In our classes, we teach musical theater, improvisation, Shakespeare… we will do those things, but the difference is that, if you were to see A Midsummer Night’s Dream with our company, it would incorporate sensory engagement into the environment. You would enter the environment and it would smell like the forest. The actors are breathing every part, every aspect of who they are as a human being into those characters. You will see the characters in ways that you’ve never seen before.
Right now, we are doing informal presentations at the end of each session, and we are looking at our next adventure: a virtual play. Our adults company members will be the actors in that play, and our hope is that your homes and the homes that we are invited into will become the stage in a sort of a scavenger hunt. Every audience member will receive a packet from us so that we are engaging their senses.
How is the current crisis affecting your operations?
Since the pandemic, we have been holding classes virtually. One way that we’re able to make it accessible is that, no matter whether we're in person or online, we keep our class sizes small. The pandemic has been a real eye opener: This is actually a really great place for our students to be, specifically those students who have sensory sensitivities and those who have transportation issues. Many of our students are really thriving in this format. We will always keep a virtual format, even when it’s safe for us to be back in person. It is hard to do theater in Zoom, but I think we will always have a digital component for our actors who are thriving in the digital world; we want to continue to nurture their craft in a state that is comfortable and accessible to them.
How are you weathering the pandemic?
We just found out that we are receiving funds from the United Performing Arts Fund, we are one of the new affiliate members—we're super excited about that, that funding will help kind of carry us through. We are lucky in the sense that our program is really young, it is only two years old, so we have really low overhead; we don’t have a building or anything, we’re running everything out of my home. We had 29 students take classes last summer, and we had 57 students take classes this summer. We are looking to hire teaching artists coast to coast to work with our actors.
On top of that, a wonderful family, the Silversteins, have issued a challenge grant. They are willing to match every dollar up to $10,000 donated during the month; it runs from November 1 until December 1. That money will help us pay for Zoom—we’ve got closed captions for all of our classes right now, but I have had inquiries from the deaf and hard of hearing community, so we will need to have an American Sign Language (ASL) interpreter.
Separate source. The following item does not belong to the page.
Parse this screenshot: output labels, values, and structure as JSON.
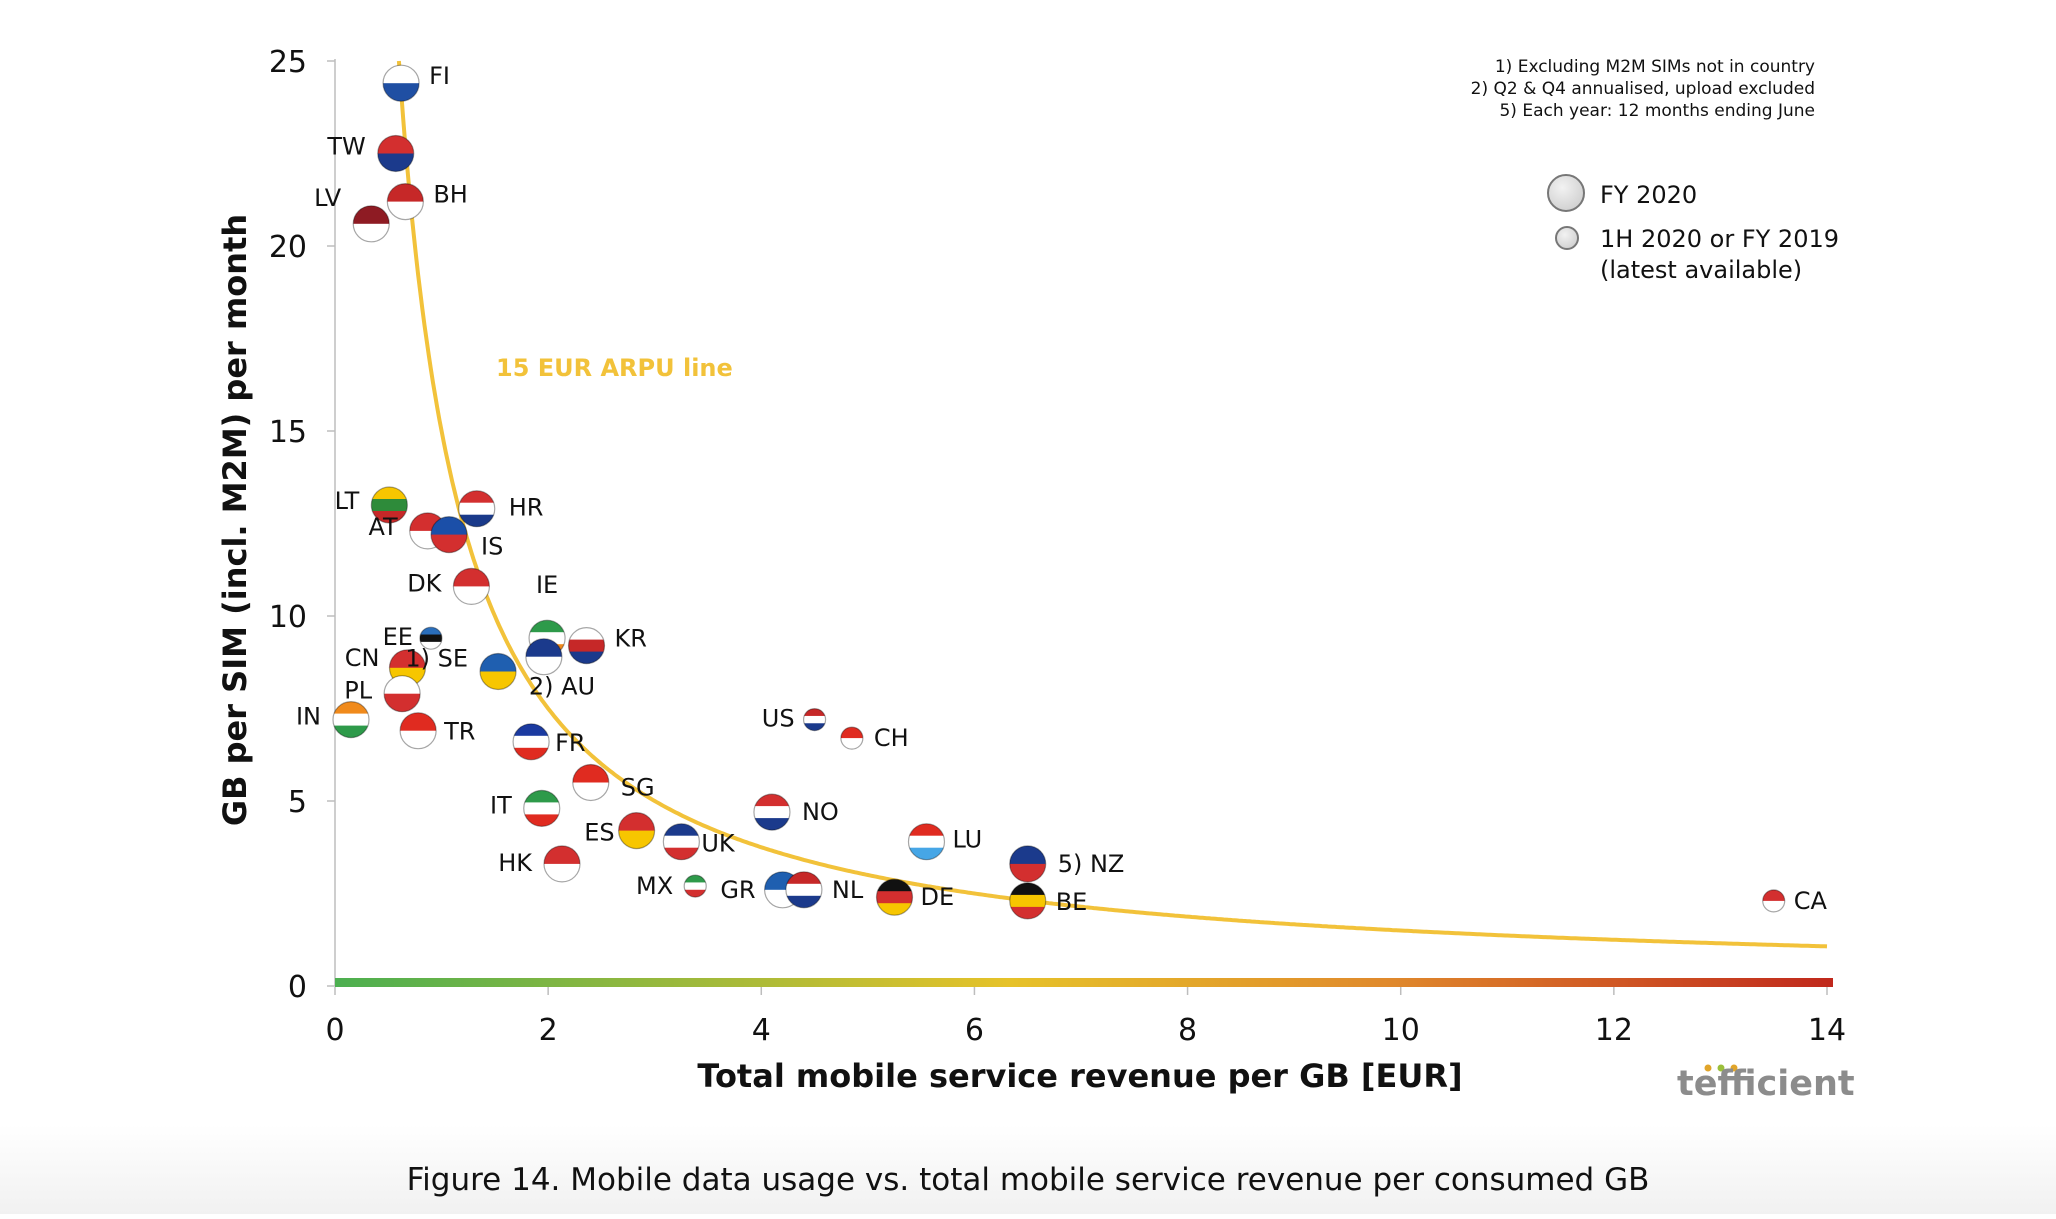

It will help us pay our teaching artists, and we are still sending supplies at home to our participants as needed for our classes. We also pay our actors, director, fees, managers, like every other professional theater company.
Do you have a message for our readers?
I think that it is important for us as a society to make sure that every voice, verbal and nonverbal, is heard. The disabled community, our students and teaching artists have a story to tell—their story to tell. It is time for us as a society to listen, lean in and learn. Pink Umbrella is here to bring you the work of disabled actors and make sure that their stories are being told on stage and in the community. If we just play one small part in that, in that larger picture of making sure that the voices of the marginalized are heard, shared and respected, then…. cheers. If people believe in that, we would love to have their financial support, but also, we would like them to spread the message and come see our plays and let people know that there is a place for them. We’re here! It’s inclusive, it’s accessible for all.